Last time I was talking about “The Devil’s Doctors” by Dr Mark Felton which describes how, at Mukden POW Camp in Manchuria,  Allied prisoners of war, primarily Americans, were used to test Japanese biological weapons developed at Pingfan, the nearby headquarters of Unit 731. This is Manchuria:

The events at Mukden were not a unique series of atrocities, however. By no means:

The author relates the dreadful events which took place on May 5th 1945 when a B-29 was rammed and brought down over Japan by a kamikaze fighter pilot. Of the crew, the first fatality had his parachute lines cut in mid-air by the wing of a second Japanese fighter aircraft. A second American was attacked by a mob of Japanese civilians who came running across a field to kill him. With the six bullets in his revolver he shot five of them and then himself. A third man was shot by civilians. A fourth man was never found.
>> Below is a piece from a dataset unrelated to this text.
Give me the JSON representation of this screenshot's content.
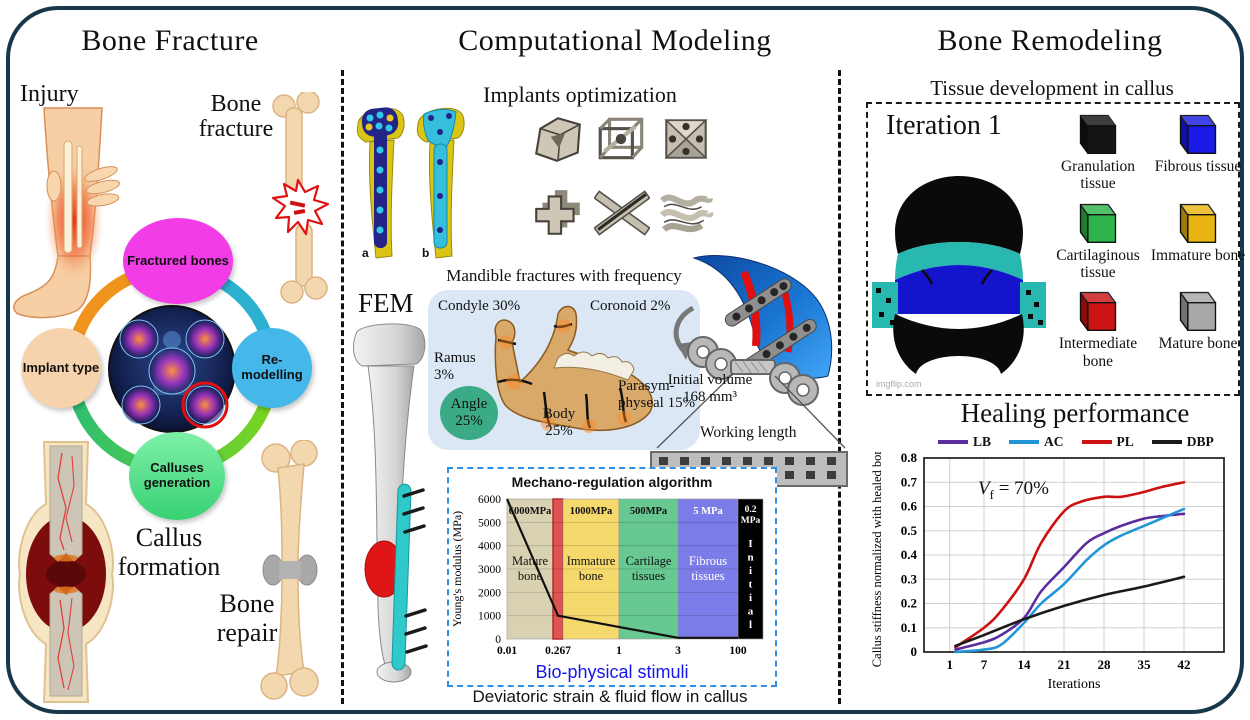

A fifth was sent to Tokyo to be questioned under torture. The rest were rounded up and taken to Kyushu Imperial University where they were murdered by the medical staff who dissected them alive in the post mortem room. The witness to all this was Dr Toshio Tono, a young medical assistant at the time.

In the 1980s he wrote a book about the event which named names, most of whom were, by then, in senior posts within the university. According to the author, the dissection of the prisoners paid particular attention to the brain, heart, liver and stomach. Times and places are given. On May 17th 1945, two Americans were dissected, on May 22nd two more, on the 25th a single man and on June 2nd, the last three men died. The horror is not over yet. On June 3rd the last victim’s liver was preserved for a party that evening in the Officers’ Hospital. More than one witness has come forward to say that the meat was chargrilled, seasoned with soy sauce and served as an hors-d’œuvre to the military and civilian guests, who knew what they were eating and enjoyed the meal.

I suspect that this incident may well have inspired Hannibal Lecter.